Currie became mayor of Shreveport in 1878, serving for twelve years until 1890.12 He was the first Democratic mayor since the Civil War.13  Under him the first iron railroad and traffic bridge over the Red River was built; the Vicksburg, Shreveport, and Pacific Railroad was brought into the area; and the Kansas City Southern Railroad soon arrived.14 He also persuaded the Cotton Belt Railroad to come through the area.15  John R. Jones built the first electrified street railway in the South under Currie.16

He then served as a state senator from 1892 until 1896.17  Currie was a stockholder in the Shreveport Times in 1872, and by 1887 he owned it. The first society column was started under him, written by a woman named Mrs.
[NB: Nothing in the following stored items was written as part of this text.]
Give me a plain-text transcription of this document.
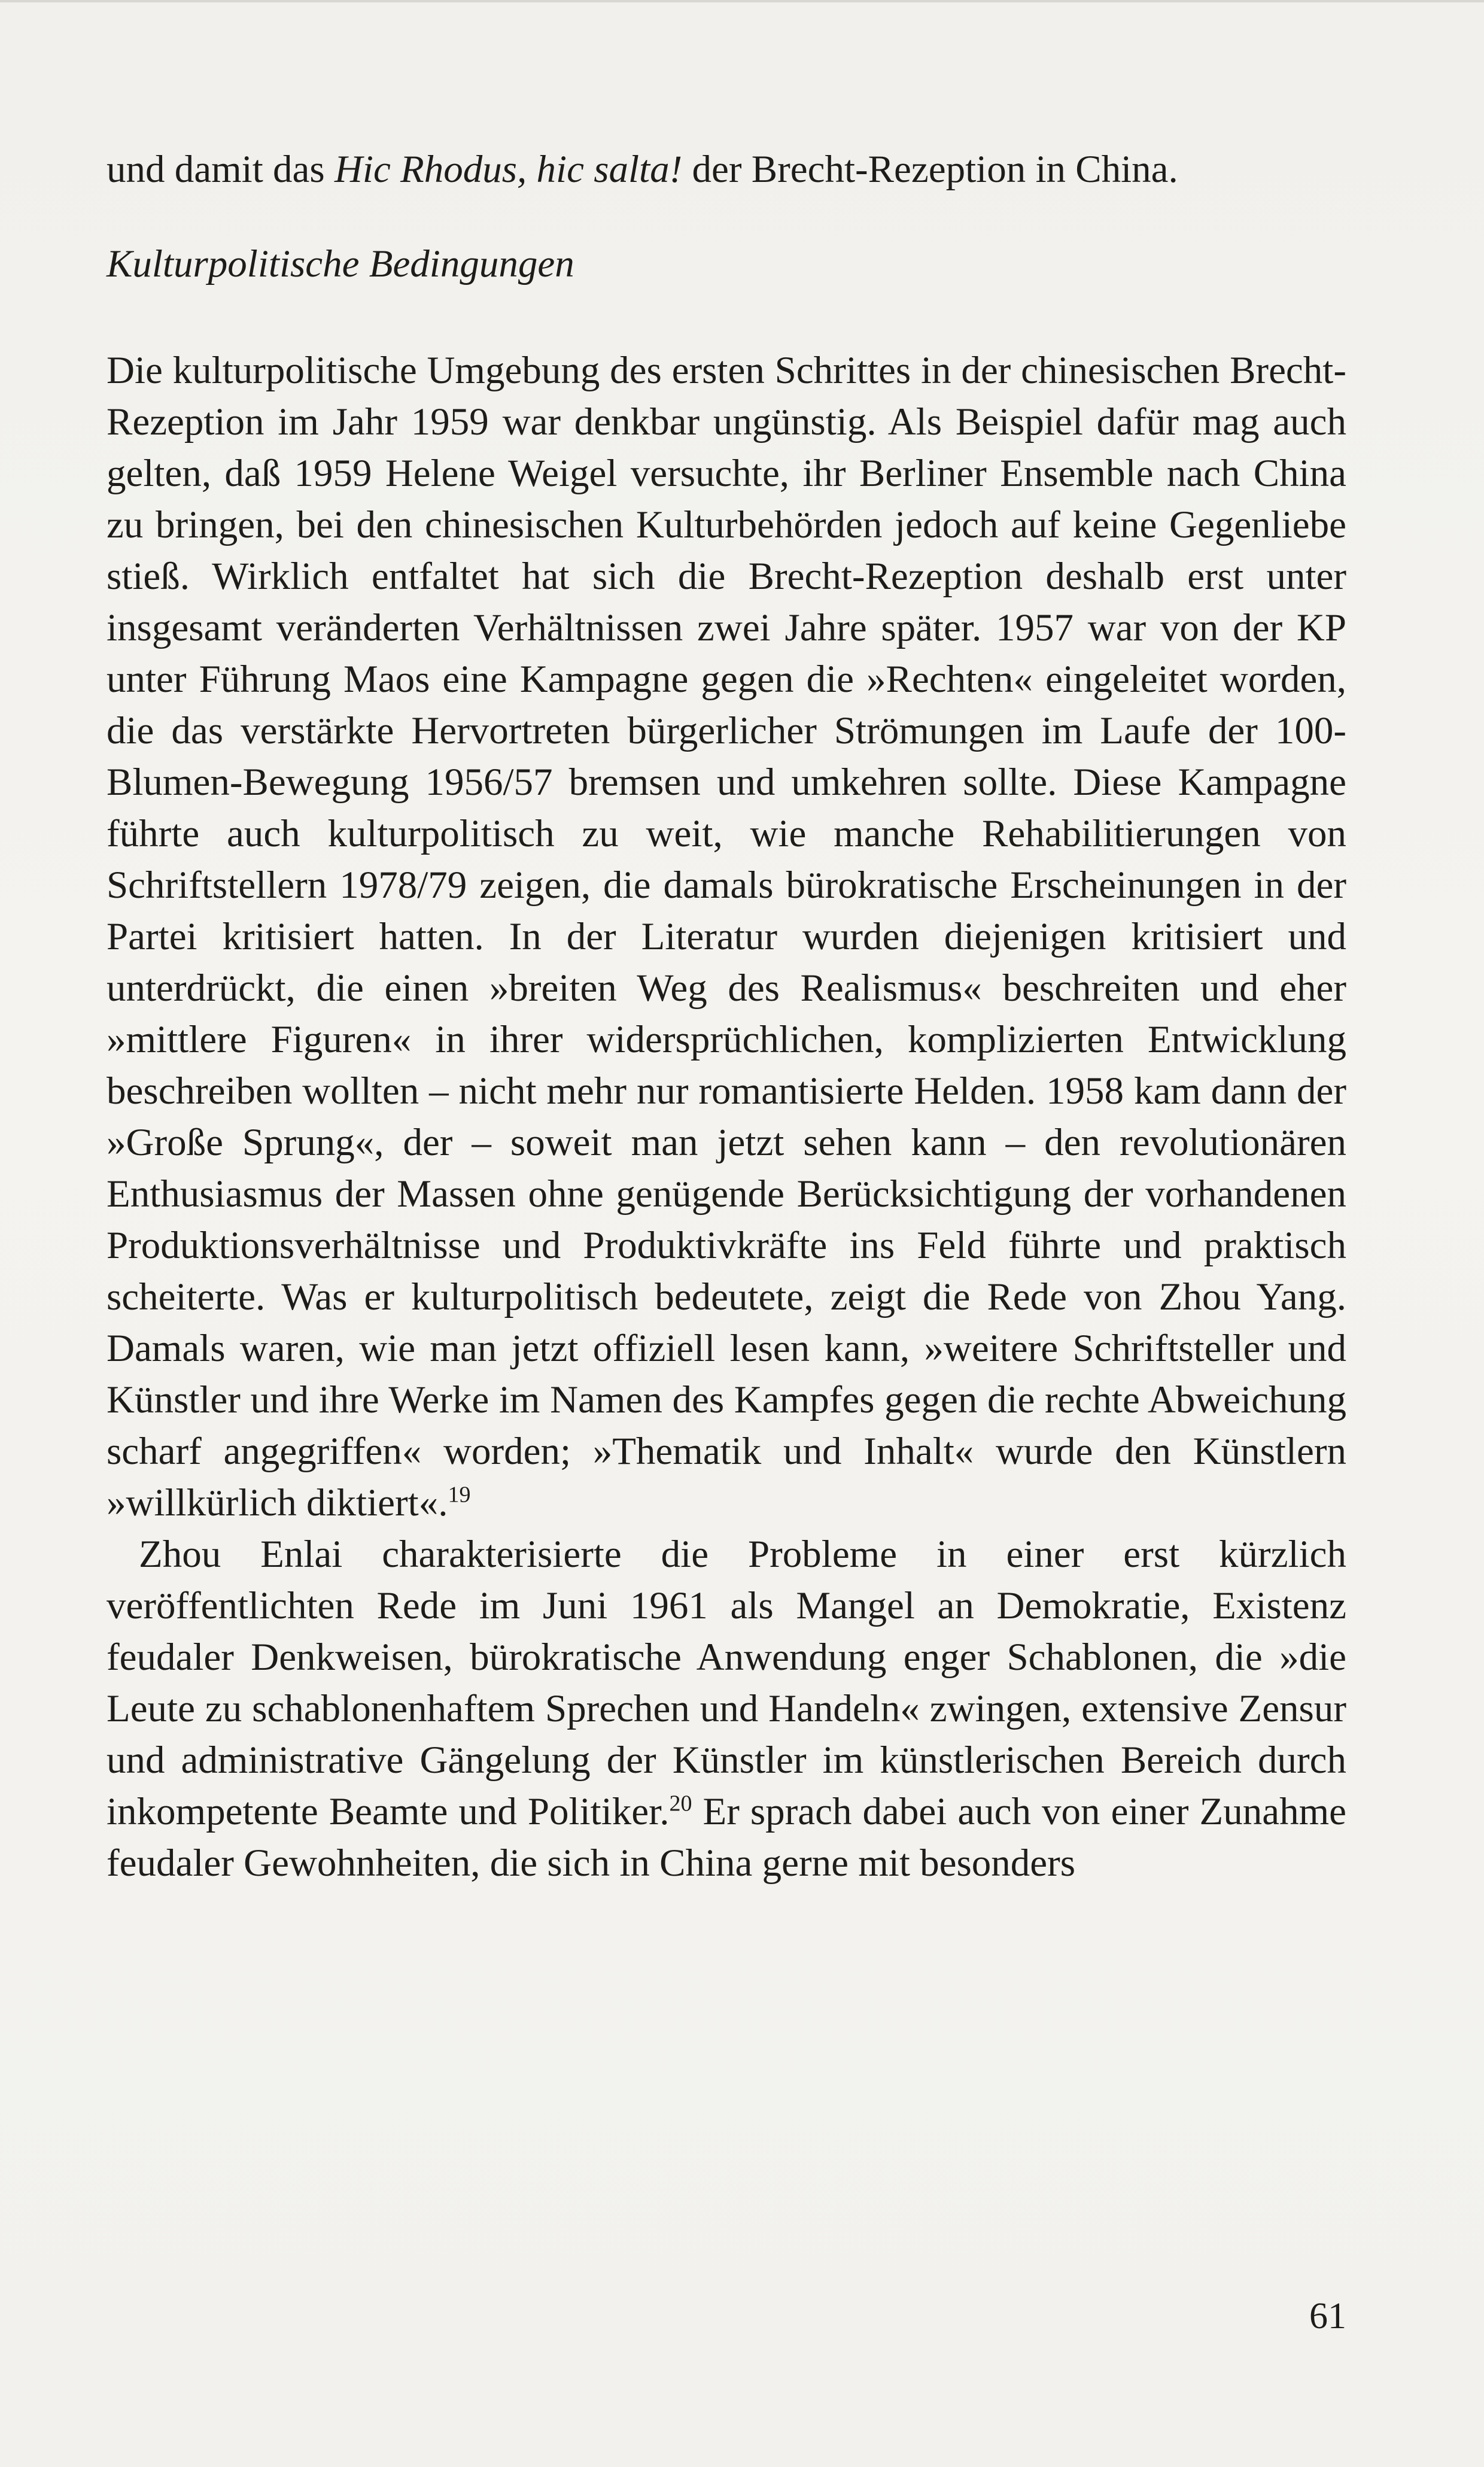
und damit das Hic Rhodus, hic salta! der Brecht-Rezeption in China.

Kulturpolitische Bedingungen

Die kulturpolitische Umgebung des ersten Schrittes in der chinesischen Brecht-Rezeption im Jahr 1959 war denkbar ungünstig. Als Beispiel dafür mag auch gelten, daß 1959 Helene Weigel versuchte, ihr Berliner Ensemble nach China zu bringen, bei den chinesischen Kulturbehörden jedoch auf keine Gegenliebe stieß. Wirklich entfaltet hat sich die Brecht-Rezeption deshalb erst unter insgesamt veränderten Verhältnissen zwei Jahre später. 1957 war von der KP unter Führung Maos eine Kampagne gegen die »Rechten« eingeleitet worden, die das verstärkte Hervortreten bürgerlicher Strömungen im Laufe der 100-Blumen-Bewegung 1956/57 bremsen und umkehren sollte. Diese Kampagne führte auch kulturpolitisch zu weit, wie manche Rehabilitierungen von Schriftstellern 1978/79 zeigen, die damals bürokratische Erscheinungen in der Partei kritisiert hatten. In der Literatur wurden diejenigen kritisiert und unterdrückt, die einen »breiten Weg des Realismus« beschreiten und eher »mittlere Figuren« in ihrer widersprüchlichen, komplizierten Entwicklung beschreiben wollten – nicht mehr nur romantisierte Helden. 1958 kam dann der »Große Sprung«, der – soweit man jetzt sehen kann – den revolutionären Enthusiasmus der Massen ohne genügende Berücksichtigung der vorhandenen Produktionsverhältnisse und Produktivkräfte ins Feld führte und praktisch scheiterte. Was er kulturpolitisch bedeutete, zeigt die Rede von Zhou Yang. Damals waren, wie man jetzt offiziell lesen kann, »weitere Schriftsteller und Künstler und ihre Werke im Namen des Kampfes gegen die rechte Abweichung scharf angegriffen« worden; »Thematik und Inhalt« wurde den Künstlern »willkürlich diktiert«.$^{19}$

Zhou Enlai charakterisierte die Probleme in einer erst kürzlich veröffentlichten Rede im Juni 1961 als Mangel an Demokratie, Existenz feudaler Denkweisen, bürokratische Anwendung enger Schablonen, die »die Leute zu schablonenhaftem Sprechen und Handeln« zwingen, extensive Zensur und administrative Gängelung der Künstler im künstlerischen Bereich durch inkompetente Beamte und Politiker.$^{20}$ Er sprach dabei auch von einer Zunahme feudaler Gewohnheiten, die sich in China gerne mit besonders

61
Rule, who chose “Pansy” as her penname.18  He donated land for St. John’s Cemetery on Texas Avenue and the playgrounds in West Shreveport.19

In 1895 the house at 530 Kirby Place, which was built in 1859 and originally located at 2901 Creswell, was sold to Currie.20

In 1909 he wrote that Cross Lake should be used as the city’s water supply.21

Andrew Currie died at 12:20 AM at his home on February 9, 1918 after suffering from broache-grippe for three weeks. He was buried in Greenwood Cemetery in the Confederate section after a funeral service at Holy Trinity.